This weekend I found myself in the Oxford Street branch of John Lewis, returning a jacket I’d bought online. When I got to the cashier, he asked me for my receipt along with my loyalty card.
Being the modern (or maybe lazy is more accurate) consumer that I am, I opened the JL mobile app, used TouchID to login and access my digital receipt, and handed the cashier my phone. He verified the transaction and scanned my loyalty card. Done. No wallet, no paper, no plastic, no fuss!
Why am I telling you this? Well for starters, I could have bought that jacket anywhere, and of course, I could have chosen to return it via post, or have it collected from my house. Perhaps I might have decided to never to use the JL app or set foot inside one of their stores again, given the jacket was defective! But I didn’t, and here’s why…
Keep it Simple
Earlier this year, the brand consulting firm Siegel & Gale released the 2017 edition of their annual “Brand Simplicity Index,” which rates companies based on their ability to offer simple consumer experiences. Siegel & Gale’s belief (and mine for that matter) is that brands who embrace simplicity are more profitable.

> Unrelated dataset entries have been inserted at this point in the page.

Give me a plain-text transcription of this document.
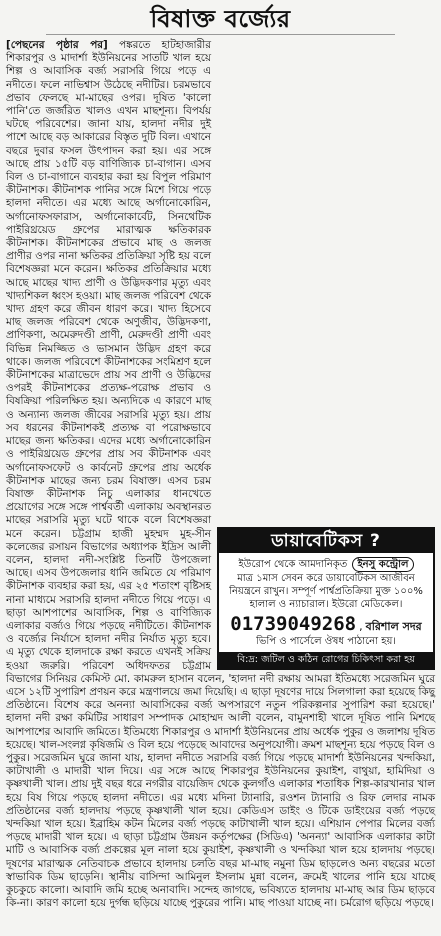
বিষাক্ত বর্জ্যের
ডায়াবেটিকস ?
ইউরোপ থেকে আমদানিকৃত ইনসু কন্ট্রোল
মাত্র ১মাস সেবন করে ডায়াবেটিকস আজীবন
নিয়ন্ত্রনে রাখুন। সম্পূর্ণ পার্শ্বপ্রতিক্রিয়া মুক্ত ১০০%
হালাল ও ন্যাচারাল। ইউরো মেডিকেল।
01739049268 , বরিশাল সদর
ভিপি ও পার্সেলে ঔষধ পাঠানো হয়।
বি:দ্র: জটিল ও কঠিন রোগের চিকিৎসা করা হয়
[পেছনের পৃষ্ঠার পর] পঙ্করতে হাটহাজারীর শিকারপুর ও মাদার্শা ইউনিয়নের সাতটি খাল হয়ে শিল্প ও আবাসিক বর্জ্য সরাসরি গিয়ে পড়ে এ নদীতে। ফলে নাভিশ্বাস উঠেছে নদীটির। চরমভাবে প্রভাব ফেলছে মা-মাছের ওপর। দূষিত 'কালো পানি'তে জর্জরিত খালও এখন মাছশূন্য। বিপর্যয় ঘটছে পরিবেশের। জানা যায়, হালদা নদীর দুই পাশে আছে বড় আকারের বিস্তৃত দুটি বিল। এখানে বছরে দুবার ফসল উৎপাদন করা হয়। এর সঙ্গে আছে প্রায় ১৫টি বড় বাণিজ্যিক চা-বাগান। এসব বিল ও চা-বাগানে ব্যবহার করা হয় বিপুল পরিমাণ কীটনাশক। কীটনাশক পানির সঙ্গে মিশে গিয়ে পড়ে হালদা নদীতে। এর মধ্যে আছে অর্গানোকোরিন, অর্গানোফসফারাস, অর্গানোকার্বেট, সিনথেটিক পাইরিথ্রয়েড গ্রুপের মারাত্মক ক্ষতিকারক কীটনাশক। কীটনাশকের প্রভাবে মাছ ও জলজ প্রাণীর ওপর নানা ক্ষতিকর প্রতিক্রিয়া সৃষ্টি হয় বলে বিশেষজ্ঞরা মনে করেন। ক্ষতিকর প্রতিক্রিয়ার মধ্যে আছে মাছের খাদ্য প্রাণী ও উদ্ভিদকণার মৃত্যু এবং খাদ্যশিকল ধ্বংস হওয়া। মাছ জলজ পরিবেশ থেকে খাদ্য গ্রহণ করে জীবন ধারণ করে। খাদ্য হিসেবে মাছ জলজ পরিবেশ থেকে অণুজীব, উদ্ভিদকণা, প্রাণিকণা, অমেরুদণ্ডী প্রাণী, মেরুদণ্ডী প্রাণী এবং বিভিন্ন নিমজ্জিত ও ভাসমান উদ্ভিদ গ্রহণ করে থাকে। জলজ পরিবেশে কীটনাশকের সংমিশ্রণ হলে কীটনাশকের মাত্রাভেদে প্রায় সব প্রাণী ও উদ্ভিদের ওপরই কীটনাশকের প্রত্যক্ষ-পরোক্ষ প্রভাব ও বিষক্রিয়া পরিলক্ষিত হয়। অন্যদিকে এ কারণে মাছ ও অন্যান্য জলজ জীবের সরাসরি মৃত্যু হয়। প্রায় সব ধরনের কীটনাশকই প্রত্যক্ষ বা পরোক্ষভাবে মাছের জন্য ক্ষতিকর। এদের মধ্যে অর্গানোকোরিন ও পাইরিথ্রয়েড গ্রুপের প্রায় সব কীটনাশক এবং অর্গানোফসফেট ও কার্বনেট গ্রুপের প্রায় অর্ধেক কীটনাশক মাছের জন্য চরম বিষাক্ত। এসব চরম বিষাক্ত কীটনাশক নিচু এলাকার ধানখেতে প্রয়োগের সঙ্গে সঙ্গে পার্শ্ববর্তী এলাকায় অবস্থানরত মাছের সরাসরি মৃত্যু ঘটে থাকে বলে বিশেষজ্ঞরা মনে করেন। চট্টগ্রাম হাজী মুহম্মদ মুহ-সীন কলেজের রসায়ন বিভাগের অধ্যাপক ইদ্রিস আলী বলেন, হালদা নদী-সংশ্লিষ্ট তিনটি উপজেলা আছে। এসব উপজেলার ধানি জমিতে যে পরিমাণ কীটনাশক ব্যবহার করা হয়, এর ২৫ শতাংশ বৃষ্টিসহ নানা মাধ্যমে সরাসরি হালদা নদীতে গিয়ে পড়ে। এ ছাড়া আশপাশের আবাসিক, শিল্প ও বাণিজ্যিক এলাকার বর্জ্যও গিয়ে পড়ছে নদীটিতে। কীটনাশক ও বর্জ্যের নির্যাসে হালদা নদীর নির্যাত মৃত্যু হবে। এ মৃত্যু থেকে হালদাকে রক্ষা করতে এখনই সক্রিয় হওয়া জরুরি। পরিবেশ অধিদফতর চট্টগ্রাম বিভাগের সিনিয়র কেমিস্ট মো. কামরুল হাসান বলেন, 'হালদা নদী রক্ষায় আমরা ইতিমধ্যে সরেজমিন ঘুরে এসে ১২টি সুপারিশ প্রণয়ন করে মন্ত্রণালয়ে জমা দিয়েছি। এ ছাড়া দূষণের দায়ে সিলগালা করা হয়েছে কিছু প্রতিষ্ঠানে। বিশেষ করে অনন্যা আবাসিকের বর্জ্য অপসারণে নতুন পরিকল্পনার সুপারিশ করা হয়েছে।' হালদা নদী রক্ষা কমিটির সাধারণ সম্পাদক মোহাম্মদ আলী বলেন, বামুনশাহী খালে দূষিত পানি মিশছে আশপাশের আবাদি জমিতে। ইতিমধ্যে শিকারপুর ও মাদার্শা ইউনিয়নের প্রায় অর্ধেক পুকুর ও জলাশয় দূষিত হয়েছে। খাল-সংলগ্ন কৃষিজমি ও বিল হয়ে পড়েছে আবাদের অনুপযোগী। ক্রমশ মাছশূন্য হয়ে পড়ছে বিল ও পুকুর। সরেজমিন ঘুরে জানা যায়, হালদা নদীতে সরাসরি বর্জ্য গিয়ে পড়ছে মাদার্শা ইউনিয়নের খন্দকিয়া, কাটাখালী ও মাদারী খাল দিয়ে। এর সঙ্গে আছে শিকারপুর ইউনিয়নের কুয়াইশ, বাথুয়া, হামিদিয়া ও কৃষ্ণখালী খাল। প্রায় দুই বছর ধরে নগরীর বায়েজিদ থেকে কুলগাঁও এলাকার শতাধিক শিল্প-কারখানার খাল হয়ে বিষ গিয়ে পড়ছে হালদা নদীতে। এর মধ্যে মদিনা ট্যানারি, রওশন ট্যানারি ও রিফ লেদার নামক প্রতিষ্ঠানের বর্জ্য হালদায় পড়ছে কৃষ্ণখালী খাল হয়ে। কেডিএস ডাইং ও টিকে ডাইংয়ের বর্জ্য পড়ছে খন্দকিয়া খাল হয়ে। ইব্রাহিম কটন মিলের বর্জ্য পড়ছে কাটাখালী খাল হয়ে। এশিয়ান পেপার মিলের বর্জ্য পড়ছে মাদারী খাল হয়ে। এ ছাড়া চট্টগ্রাম উন্নয়ন কর্তৃপক্ষের (সিডিএ) 'অনন্যা' আবাসিক এলাকার কাটা মাটি ও আবাসিক বর্জ্য প্রকল্পের মূল নালা হয়ে কুয়াইশ, কৃষ্ণখালী ও খন্দকিয়া খাল হয়ে হালদায় পড়ছে। দূষণের মারাত্মক নেতিবাচক প্রভাবে হালদায় চলতি বছর মা-মাছ নমুনা ডিম ছাড়লেও অন্য বছরের মতো স্বাভাবিক ডিম ছাড়েনি। স্থানীয় বাসিন্দা আমিনুল ইসলাম মুন্না বলেন, ক্রমেই খালের পানি হয়ে যাচ্ছে কুচকুচে কালো। আবাদি জমি হচ্ছে অনাবাদি। সন্দেহ জাগছে, ভবিষ্যতে হালদায় মা-মাছ আর ডিম ছাড়বে কি-না। কারণ কালো হয়ে দুর্গন্ধ ছড়িয়ে যাচ্ছে পুকুরের পানি। মাছ পাওয়া যাচ্ছে না। চর্মরোগ ছড়িয়ে পড়ছে।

JL was one of the best performing brands, rising 13 places to number 5 on the UK list. The parent group was the only company to have two individual brands among the top 25 (their supermarket chain Waitrose came
in 21st place). Leaving JL to one side, and looking at the all of the brands who are rising on this year’s list, it’s clear that they have something in common…
Awesome at Mobile
The last 12 months has seen a rapid maturation in terms of the quality of consumer mobile experiences. No longer are native applications just expensive vanity projects, they are now genuinely powerful tools that are driving meaningful revenue for the companies that build them, including JL. In industries like retail, travel, and consumer cyclicals, mobile is fast becoming the de facto vehicle for loyalty and re-engagement.
As the quality of experience has gone up, consumers have begun to spend more of their time inside of apps, but conversely, they are more selective about which apps they choose to engage with. As a result, being simple alone is not enough to conquer the initial hurdle of getting people to actually invest scarce home screen real estate to downloading your application.
Focusing on simplicity only is all well and good if you’re Amazon or Google, and you have the head-start of hundreds of millions of consumers using your apps, and leveraging embedded services inside of your own web browsers, mobile phones, and connected TVs.
For the rest of us, the secret to winning the hearts and minds of consumers is in offering genuine utility. Mobile is just one part of the overall puzzle, but it’s a very important one, and it underpins the success of brands like JL in the Siegel & Gale study.
Last year, Digital Experience Studio, 383 Project, published a fantastic book on brand utility titled “The Useful Brands Playbook” which I implore you to download and read. Jacob and the team at 383 believe that consumer technologies, such as mobile, are only just now entering the phase of maturity where they can begin to deliver the levels of utility required to move the needle on consumer behavior.
Useful brands build successfully on three core building blocks:
Of these building blocks, typically the biggest challenge is platform. Technology and processes today are in constant flux, meaning that product managers, engineers, and marketers need the right tools to enable them to test, validate, and activate new technologies quickly and without unnecessary risk.
Just add Data
Crucially, to be a really useful + simple brand you also need timely access to high-fidelity data to fuel your decisions. Which, until recently has been either slow or impossible. It’s no longer acceptable for a marketer to wait 48 hours for updated (and static!) customer lists or to have to file manual requests for segments of users who’ve been experiencing bad customer service, or app crashes. Customers expectations are high, competition is fierce, and they will move on at pace.
Companies like mParticle are changing this by building technologies that remove engineering bottlenecks and information silos, as well as democratize access to data across business units. Check out this post from our CMO who discusses how faster access to data directly impacts important business use-cases like custom audience targeting.
JL and my fantastic mobile-centric commerce experience is just one example of how a traditional brand has successfully leveraged mobile technology to keep themselves current in a competitive marketplace. They
offered me useful tools to make transacting with them easier, and ultimately drive advocacy, resulting in more sales.
Today’s challenger brands recognized this opportunity long ago and designed their business models and technical infrastructure from the mobile outwards. They had the benefit of being able to move fast, unburdened by legacy software, technologies, physical stores, and expensive overheads.
These companies also had the benefit of being able to leverage data at scale (and in near real-time) from their inception.
At mParticle, we’re really proud to be the technology partner supporting a number of fantastic brands who are obsessively focussed on making their consumer experiences smarter, simpler, more useful, and centered around mobile.